Mój głos załamał się na ostatnim słowie. Mimo, że był to tylko sen, to czułam się tak, jakbym przeżywała rzeczywistość.

- Gwałciłeś mnie tak długo, aż straciłam przytomność. Kiedy się obudziłam, miałam duży brzuch. Byłam w ciąży z bliźniakami.

- Kwiatuszku...

- Prosiłam cię, abyś zabrał ode mnie te dzieci, ale ty przykułeś mnie do łóżka i leżałam tam przez resztę ciąży. Kiedy urodziłam, zabiłeś mnie, bo powiedziałeś, że już mnie nie potrzebujesz. Nasze dzieci płakały w kołysce, gdy ty dźgałeś mnie nożem. To wszystko było takie żywe. Prosiłam o pomoc, ale nikt mi nie pomógł. Nikt.

Rafferty wstał. Nie otrzepując rękawiczek z ziemi, przytulił mnie.

Szlochałam w jego ramionach, na nowo przeżywając ten koszmar. Pamiętałam, że we śnie modliłam się o to, aby w końcu umrzeć. Chciałam, aby ten koszmar się skończył. Byłam zmęczona i nie chciało mi się żyć. Rafferty w koszmarze powiedział, że moja rola jako inkubatora się skończyła, więc mogłam zdechnąć. O tym jednak nie miałam zamiaru mu mówić.

Mężczyzna głaskał mnie po głowie, ściskając mnie tak, jakby już nigdy nie chciał mnie puścić. Nie sądziłam, że tak się załamię po opowiedzeniu zwykłego snu, ale to było dla mnie czymś więcej niż snem. To był koszmar, którego nigdy nie chciałam powtarzać.

- Nigdy cię nie zabiję, Nebbie. Nigdy, kurwa. Rozumiesz?

Potaknęłam, ale nie byłam pewna, czy robiłam to w zgodzie ze sobą.

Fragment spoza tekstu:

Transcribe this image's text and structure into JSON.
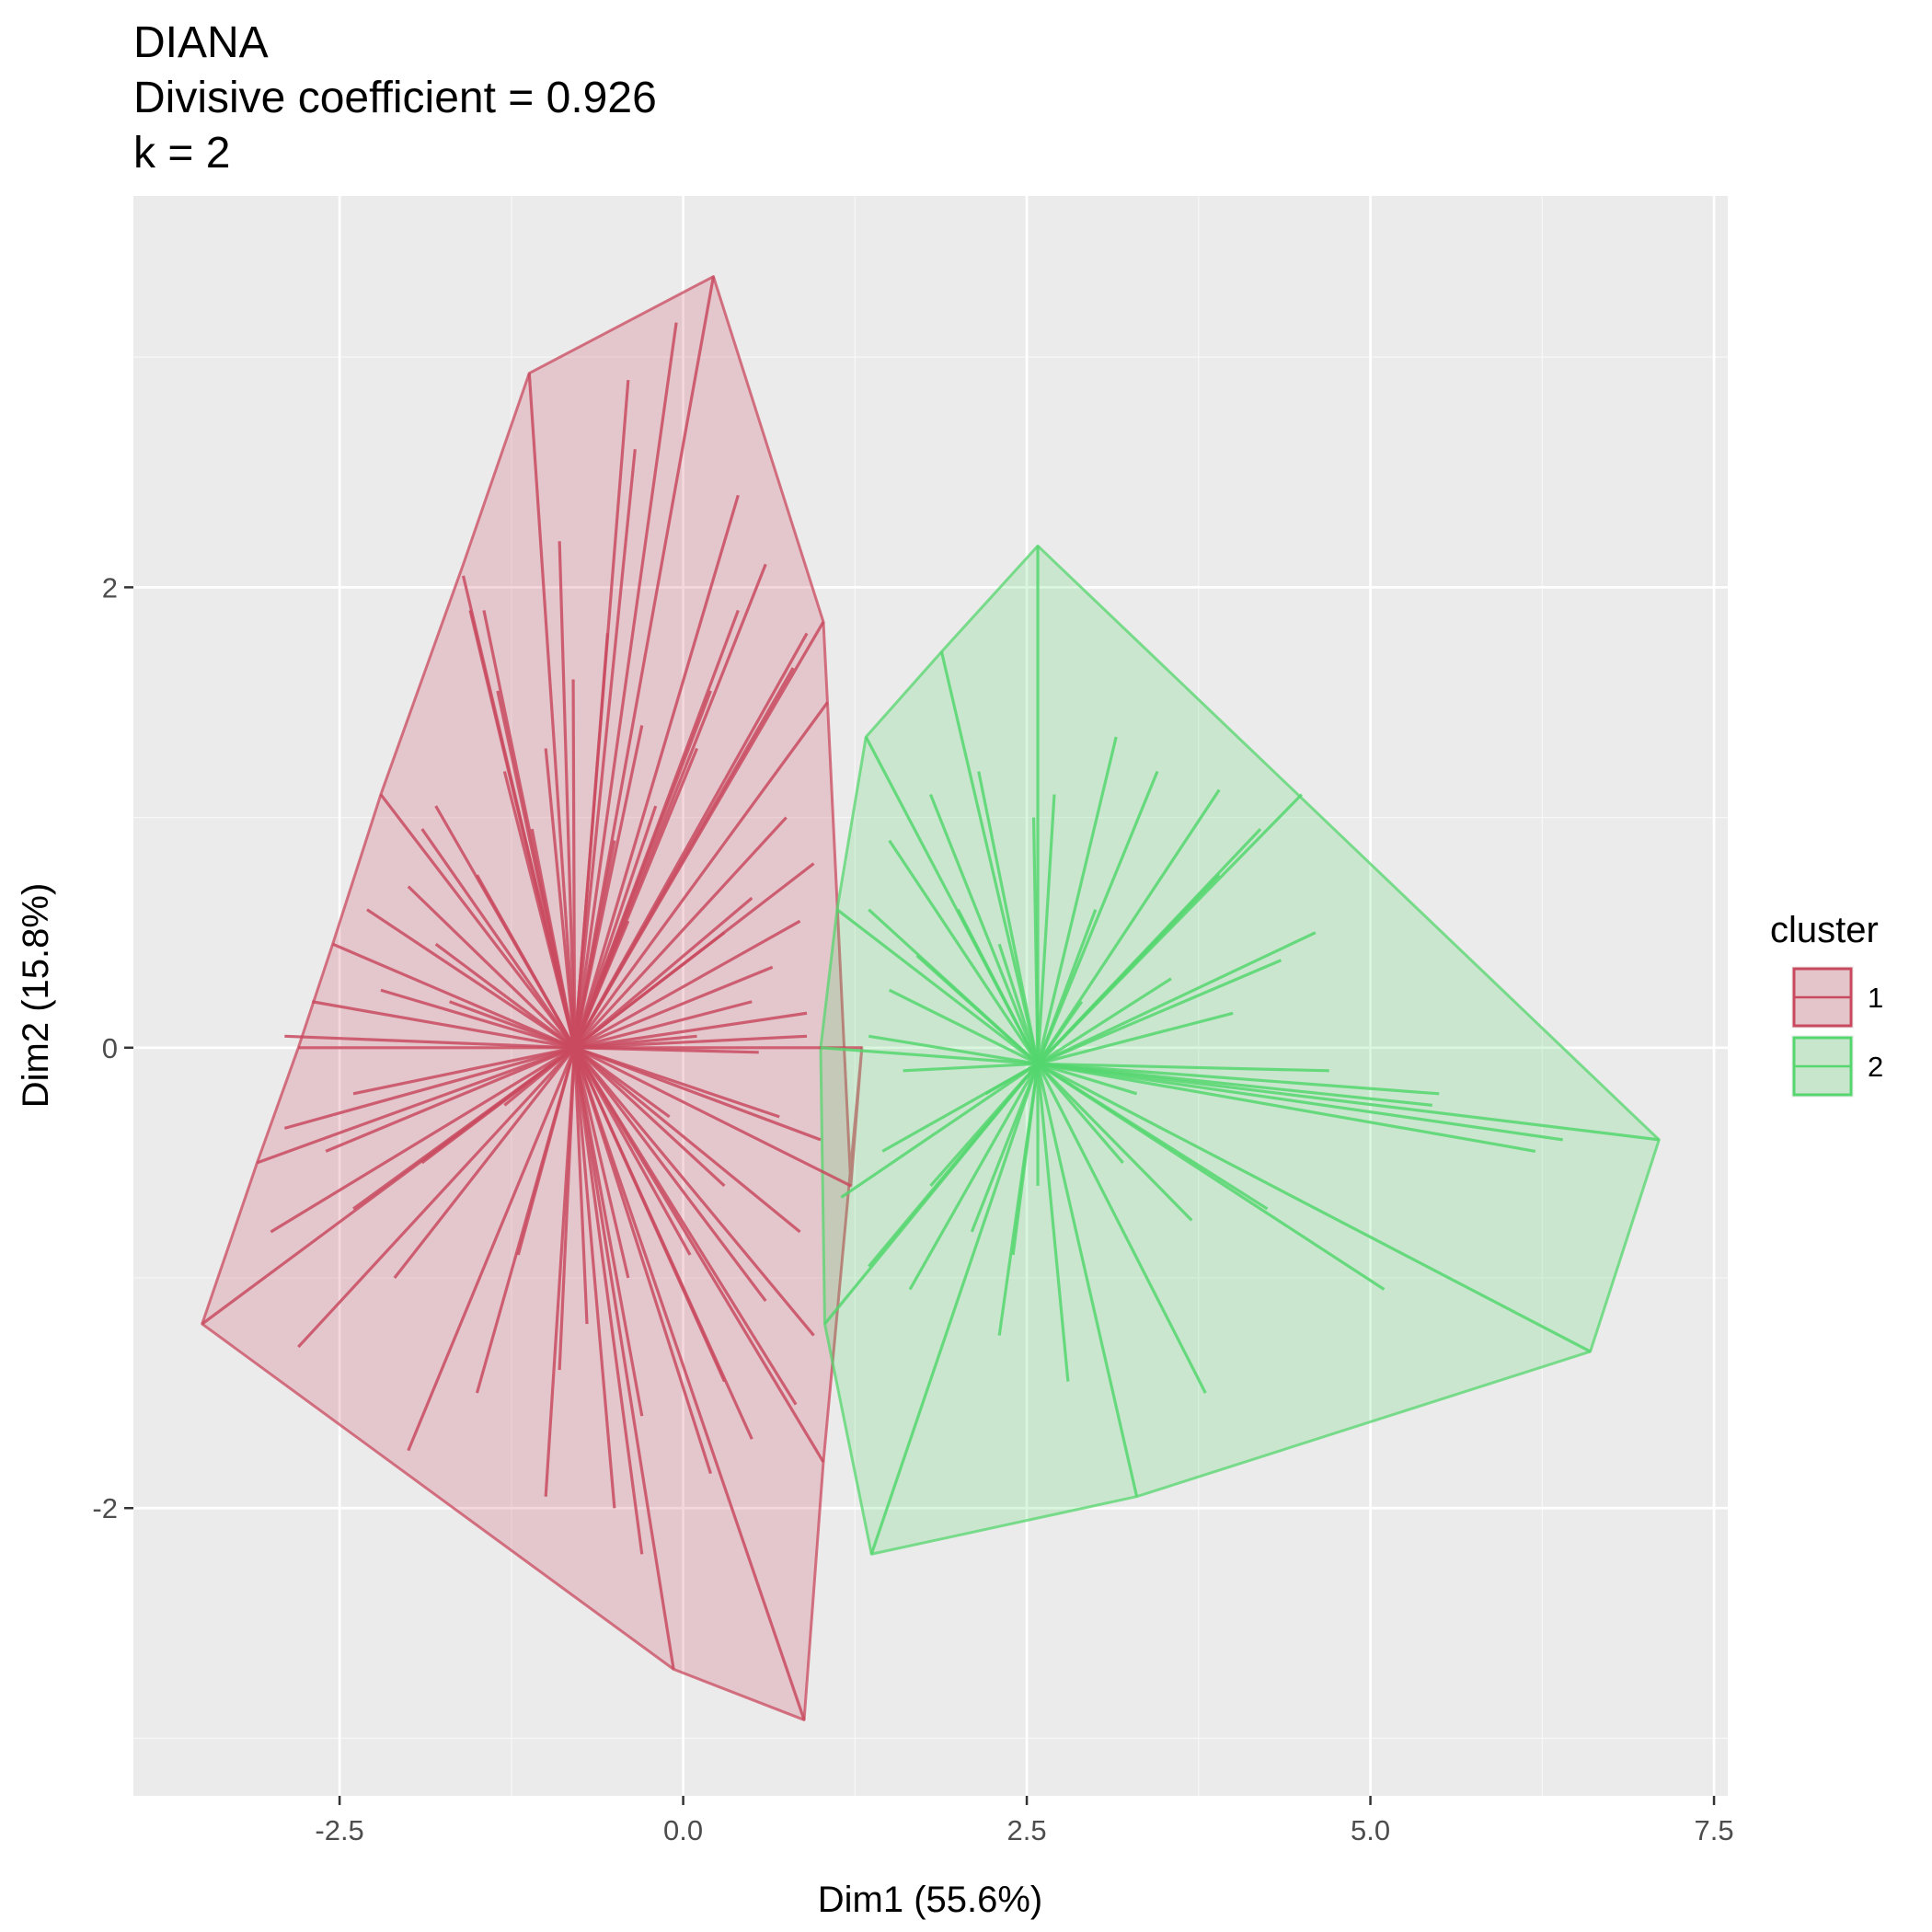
{
  "chart_data": {
    "type": "scatter",
    "title_lines": [
      "DIANA",
      "Divisive coefficient = 0.926",
      "k = 2"
    ],
    "xlabel": "Dim1 (55.6%)",
    "ylabel": "Dim2 (15.8%)",
    "xlim": [
      -4.0,
      7.6
    ],
    "ylim": [
      -3.25,
      3.7
    ],
    "x_ticks": [
      -2.5,
      0.0,
      2.5,
      5.0,
      7.5
    ],
    "x_tick_labels": [
      "-2.5",
      "0.0",
      "2.5",
      "5.0",
      "7.5"
    ],
    "y_ticks": [
      -2,
      0,
      2
    ],
    "y_tick_labels": [
      "-2",
      "0",
      "2"
    ],
    "grid": true,
    "legend": {
      "title": "cluster",
      "position": "right",
      "entries": [
        {
          "label": "1",
          "color": "#C94A5F",
          "fill": "#E3C5CA"
        },
        {
          "label": "2",
          "color": "#55D66E",
          "fill": "#C7E6CC"
        }
      ]
    },
    "series": [
      {
        "name": "1",
        "color": "#C94A5F",
        "centroid": [
          -0.79,
          0.0
        ],
        "hull": [
          [
            0.22,
            3.35
          ],
          [
            -1.12,
            2.93
          ],
          [
            -1.6,
            2.1
          ],
          [
            -2.2,
            1.1
          ],
          [
            -2.55,
            0.45
          ],
          [
            -2.8,
            0.0
          ],
          [
            -3.1,
            -0.5
          ],
          [
            -3.5,
            -1.2
          ],
          [
            -0.07,
            -2.7
          ],
          [
            0.88,
            -2.92
          ],
          [
            1.02,
            -1.8
          ],
          [
            1.3,
            0.0
          ],
          [
            1.22,
            -0.6
          ],
          [
            1.05,
            1.5
          ],
          [
            1.02,
            1.85
          ]
        ],
        "points": [
          [
            0.22,
            3.35
          ],
          [
            -1.12,
            2.93
          ],
          [
            -0.05,
            3.15
          ],
          [
            -0.4,
            2.9
          ],
          [
            -0.35,
            2.6
          ],
          [
            0.6,
            2.1
          ],
          [
            -0.9,
            2.2
          ],
          [
            -1.6,
            2.05
          ],
          [
            -1.55,
            1.9
          ],
          [
            -1.45,
            1.9
          ],
          [
            0.9,
            1.8
          ],
          [
            0.4,
            1.9
          ],
          [
            -0.55,
            1.8
          ],
          [
            0.8,
            1.65
          ],
          [
            1.05,
            1.5
          ],
          [
            1.02,
            1.85
          ],
          [
            -0.3,
            1.4
          ],
          [
            0.1,
            1.3
          ],
          [
            -1.0,
            1.3
          ],
          [
            -1.3,
            1.2
          ],
          [
            -2.2,
            1.1
          ],
          [
            -1.8,
            1.05
          ],
          [
            0.75,
            1.0
          ],
          [
            0.95,
            0.8
          ],
          [
            0.5,
            0.65
          ],
          [
            -1.9,
            0.95
          ],
          [
            -1.1,
            0.95
          ],
          [
            -0.2,
            1.05
          ],
          [
            -2.0,
            0.7
          ],
          [
            -2.3,
            0.6
          ],
          [
            -1.5,
            0.75
          ],
          [
            0.3,
            0.5
          ],
          [
            0.85,
            0.55
          ],
          [
            -2.55,
            0.45
          ],
          [
            -1.8,
            0.45
          ],
          [
            -0.4,
            0.55
          ],
          [
            -2.7,
            0.2
          ],
          [
            -2.2,
            0.25
          ],
          [
            0.5,
            0.2
          ],
          [
            0.9,
            0.15
          ],
          [
            -2.8,
            0.0
          ],
          [
            -2.9,
            0.05
          ],
          [
            0.1,
            0.05
          ],
          [
            0.55,
            -0.02
          ],
          [
            0.9,
            0.05
          ],
          [
            1.3,
            0.0
          ],
          [
            -3.1,
            -0.5
          ],
          [
            -2.9,
            -0.35
          ],
          [
            -2.4,
            -0.2
          ],
          [
            0.7,
            -0.3
          ],
          [
            1.0,
            -0.4
          ],
          [
            1.22,
            -0.6
          ],
          [
            -2.6,
            -0.45
          ],
          [
            -3.0,
            -0.8
          ],
          [
            -1.9,
            -0.5
          ],
          [
            0.3,
            -0.6
          ],
          [
            0.85,
            -0.8
          ],
          [
            -3.5,
            -1.2
          ],
          [
            -2.8,
            -1.3
          ],
          [
            -2.1,
            -1.0
          ],
          [
            -0.4,
            -1.0
          ],
          [
            0.6,
            -1.1
          ],
          [
            0.95,
            -1.25
          ],
          [
            -2.0,
            -1.75
          ],
          [
            -1.5,
            -1.5
          ],
          [
            -0.9,
            -1.4
          ],
          [
            -0.3,
            -1.6
          ],
          [
            0.3,
            -1.45
          ],
          [
            0.82,
            -1.55
          ],
          [
            -1.0,
            -1.95
          ],
          [
            -0.5,
            -2.0
          ],
          [
            0.2,
            -1.85
          ],
          [
            1.02,
            -1.8
          ],
          [
            -0.07,
            -2.7
          ],
          [
            0.88,
            -2.92
          ],
          [
            -0.3,
            -2.2
          ],
          [
            -0.7,
            -1.2
          ],
          [
            -1.2,
            -0.9
          ],
          [
            0.05,
            -0.9
          ],
          [
            -0.5,
            0.9
          ],
          [
            0.2,
            1.55
          ],
          [
            -0.8,
            1.6
          ],
          [
            -1.35,
            1.55
          ],
          [
            -1.7,
            0.2
          ],
          [
            0.65,
            0.35
          ],
          [
            -1.3,
            -0.25
          ],
          [
            -0.1,
            -0.3
          ],
          [
            0.5,
            -1.7
          ],
          [
            -2.4,
            -0.7
          ],
          [
            0.4,
            2.4
          ]
        ]
      },
      {
        "name": "2",
        "color": "#55D66E",
        "centroid": [
          2.58,
          -0.07
        ],
        "hull": [
          [
            2.58,
            2.18
          ],
          [
            1.88,
            1.72
          ],
          [
            1.33,
            1.35
          ],
          [
            1.12,
            0.6
          ],
          [
            1.0,
            0.0
          ],
          [
            1.03,
            -1.2
          ],
          [
            1.37,
            -2.2
          ],
          [
            3.3,
            -1.95
          ],
          [
            6.6,
            -1.32
          ],
          [
            7.1,
            -0.4
          ]
        ],
        "points": [
          [
            2.58,
            2.18
          ],
          [
            1.88,
            1.72
          ],
          [
            1.33,
            1.35
          ],
          [
            3.15,
            1.35
          ],
          [
            3.9,
            1.12
          ],
          [
            3.45,
            1.2
          ],
          [
            2.15,
            1.2
          ],
          [
            2.55,
            1.0
          ],
          [
            1.8,
            1.1
          ],
          [
            2.7,
            1.1
          ],
          [
            4.5,
            1.1
          ],
          [
            4.2,
            0.95
          ],
          [
            1.5,
            0.9
          ],
          [
            3.9,
            0.75
          ],
          [
            1.35,
            0.6
          ],
          [
            1.12,
            0.6
          ],
          [
            2.3,
            0.45
          ],
          [
            4.35,
            0.38
          ],
          [
            3.55,
            0.3
          ],
          [
            1.5,
            0.25
          ],
          [
            4.0,
            0.15
          ],
          [
            1.35,
            0.05
          ],
          [
            1.0,
            0.0
          ],
          [
            4.7,
            -0.1
          ],
          [
            5.45,
            -0.25
          ],
          [
            5.5,
            -0.2
          ],
          [
            6.4,
            -0.4
          ],
          [
            7.1,
            -0.4
          ],
          [
            6.2,
            -0.45
          ],
          [
            1.45,
            -0.45
          ],
          [
            1.15,
            -0.65
          ],
          [
            4.25,
            -0.7
          ],
          [
            2.1,
            -0.8
          ],
          [
            3.7,
            -0.75
          ],
          [
            5.1,
            -1.05
          ],
          [
            1.35,
            -0.95
          ],
          [
            1.03,
            -1.2
          ],
          [
            1.65,
            -1.05
          ],
          [
            2.3,
            -1.25
          ],
          [
            3.8,
            -1.5
          ],
          [
            2.8,
            -1.45
          ],
          [
            6.6,
            -1.32
          ],
          [
            3.3,
            -1.95
          ],
          [
            1.37,
            -2.2
          ],
          [
            2.58,
            -0.6
          ],
          [
            3.2,
            -0.5
          ],
          [
            1.8,
            -0.6
          ],
          [
            2.0,
            0.6
          ],
          [
            3.0,
            0.6
          ],
          [
            1.7,
            0.4
          ],
          [
            3.3,
            -0.2
          ],
          [
            2.2,
            -0.2
          ],
          [
            4.6,
            0.5
          ],
          [
            1.6,
            -0.1
          ],
          [
            2.9,
            0.2
          ],
          [
            2.4,
            -0.9
          ]
        ]
      }
    ]
  }
}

- Kocham cię. Jesteś moją niewolnicą.

- Panie!

- Nie zamierzam cię nigdy dźgnąć pierdolonym nożem - warknął tak, jakby sam ten pomysł wydawał mu się nienormalny. - Uspokój się, Nebbie. Zajmijmy się kwiatami, dobrze?

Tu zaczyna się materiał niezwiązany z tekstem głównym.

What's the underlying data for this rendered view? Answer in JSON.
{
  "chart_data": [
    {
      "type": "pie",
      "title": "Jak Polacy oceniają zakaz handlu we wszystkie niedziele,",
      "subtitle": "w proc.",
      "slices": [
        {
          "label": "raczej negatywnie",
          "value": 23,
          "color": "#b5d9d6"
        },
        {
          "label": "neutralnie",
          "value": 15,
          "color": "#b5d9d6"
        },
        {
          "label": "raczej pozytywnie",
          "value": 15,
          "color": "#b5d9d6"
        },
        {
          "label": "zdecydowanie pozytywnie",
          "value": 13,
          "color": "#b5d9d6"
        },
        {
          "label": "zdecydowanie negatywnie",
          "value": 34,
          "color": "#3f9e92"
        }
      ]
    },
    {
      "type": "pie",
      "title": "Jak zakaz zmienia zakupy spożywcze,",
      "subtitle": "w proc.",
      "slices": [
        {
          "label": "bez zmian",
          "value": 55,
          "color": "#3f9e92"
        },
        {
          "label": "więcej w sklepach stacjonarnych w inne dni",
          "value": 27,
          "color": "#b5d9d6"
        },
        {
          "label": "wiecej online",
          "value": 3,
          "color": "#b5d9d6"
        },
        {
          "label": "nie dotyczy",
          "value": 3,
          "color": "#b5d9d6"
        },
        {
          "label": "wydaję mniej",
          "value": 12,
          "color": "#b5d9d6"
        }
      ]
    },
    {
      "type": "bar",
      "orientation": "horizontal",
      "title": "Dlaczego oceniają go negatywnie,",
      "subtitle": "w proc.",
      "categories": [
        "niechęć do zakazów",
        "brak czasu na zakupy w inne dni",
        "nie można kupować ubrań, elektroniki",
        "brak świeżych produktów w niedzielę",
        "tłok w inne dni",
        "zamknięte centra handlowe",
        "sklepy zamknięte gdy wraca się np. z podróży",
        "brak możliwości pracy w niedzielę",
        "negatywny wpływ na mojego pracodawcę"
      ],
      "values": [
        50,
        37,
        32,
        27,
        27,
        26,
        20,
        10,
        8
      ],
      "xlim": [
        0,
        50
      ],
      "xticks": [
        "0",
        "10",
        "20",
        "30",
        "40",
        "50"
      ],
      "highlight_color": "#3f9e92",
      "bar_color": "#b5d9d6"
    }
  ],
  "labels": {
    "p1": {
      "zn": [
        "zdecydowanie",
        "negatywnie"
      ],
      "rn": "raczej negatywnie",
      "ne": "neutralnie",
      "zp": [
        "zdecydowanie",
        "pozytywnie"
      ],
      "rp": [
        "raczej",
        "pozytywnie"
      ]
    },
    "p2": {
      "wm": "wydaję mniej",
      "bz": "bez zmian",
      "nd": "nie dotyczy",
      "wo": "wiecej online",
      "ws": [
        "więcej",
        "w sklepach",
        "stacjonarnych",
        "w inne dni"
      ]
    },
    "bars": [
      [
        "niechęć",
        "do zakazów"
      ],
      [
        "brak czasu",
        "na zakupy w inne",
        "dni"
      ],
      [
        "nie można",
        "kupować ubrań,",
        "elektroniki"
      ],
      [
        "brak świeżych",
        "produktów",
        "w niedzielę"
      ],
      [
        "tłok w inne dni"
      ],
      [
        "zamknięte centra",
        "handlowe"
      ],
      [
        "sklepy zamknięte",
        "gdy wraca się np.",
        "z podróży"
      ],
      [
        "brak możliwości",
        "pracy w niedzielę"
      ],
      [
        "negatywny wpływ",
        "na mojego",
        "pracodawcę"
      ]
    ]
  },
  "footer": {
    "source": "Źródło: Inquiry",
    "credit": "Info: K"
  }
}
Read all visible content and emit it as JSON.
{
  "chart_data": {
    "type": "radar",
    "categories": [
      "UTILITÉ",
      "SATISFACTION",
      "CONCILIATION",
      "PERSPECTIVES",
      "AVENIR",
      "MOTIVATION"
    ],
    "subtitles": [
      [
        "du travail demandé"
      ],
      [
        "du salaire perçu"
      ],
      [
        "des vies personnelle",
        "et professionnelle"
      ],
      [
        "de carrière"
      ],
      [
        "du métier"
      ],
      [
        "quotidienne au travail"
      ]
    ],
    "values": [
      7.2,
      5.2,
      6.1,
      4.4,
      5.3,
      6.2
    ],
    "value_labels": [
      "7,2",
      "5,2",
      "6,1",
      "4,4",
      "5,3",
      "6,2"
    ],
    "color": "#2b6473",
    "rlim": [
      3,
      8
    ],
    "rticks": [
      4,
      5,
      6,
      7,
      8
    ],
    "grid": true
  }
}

Pokiwałam głową. Gdy Rafferty się ode mnie odsunął, pocałował mnie w usta. Starł kciukami łzy z moich policzków i wskazał na kwiaty.

Sadzenie kwiatów z moim porywaczem nie było na szczycie listy moich marzeń, ale wolałam takiego Rafferty'ego od tego, który mnie gwałcił. Chciałam wierzyć w to, że tamten mężczyzna już nigdy nie wróci. Szczerze go nienawidziłam, gdyż odebrał mi wszystko, co było dla mnie cenne. Rafferty zniszczył moje marzenia o kochającym chłopaku, z którym będę mieszkać i tworzyć piękną rodzinę.

Rafferty nie był piękny. Nie chodziło tylko o jego wygląd zewnętrzny, ale również o jego charakter. Był przesiąknięty mrokiem. Po tym, co widział na wojnie, zaczął postrzegać świat inaczej. Nikt go jednak za to nie oceniał. Rafferty został skrzywdzony przez swoich bliskich, więc miał prawo nienawidzić tego świata. Nie musiał jednak nienawidzić mnie, gdyż nic mu nie zrobiłam.

Kiedy posadziłam już kilka kwiatów, wstałam, aby chwilę odetchnąć. Przeciągnęłam się, po czym spuściłam wzrok i zauważyłam nóż leżący na trawie. Patrzyłam to na nóż, to na mojego porywacza. W mojej głowie zrodziło się kilka fantazji.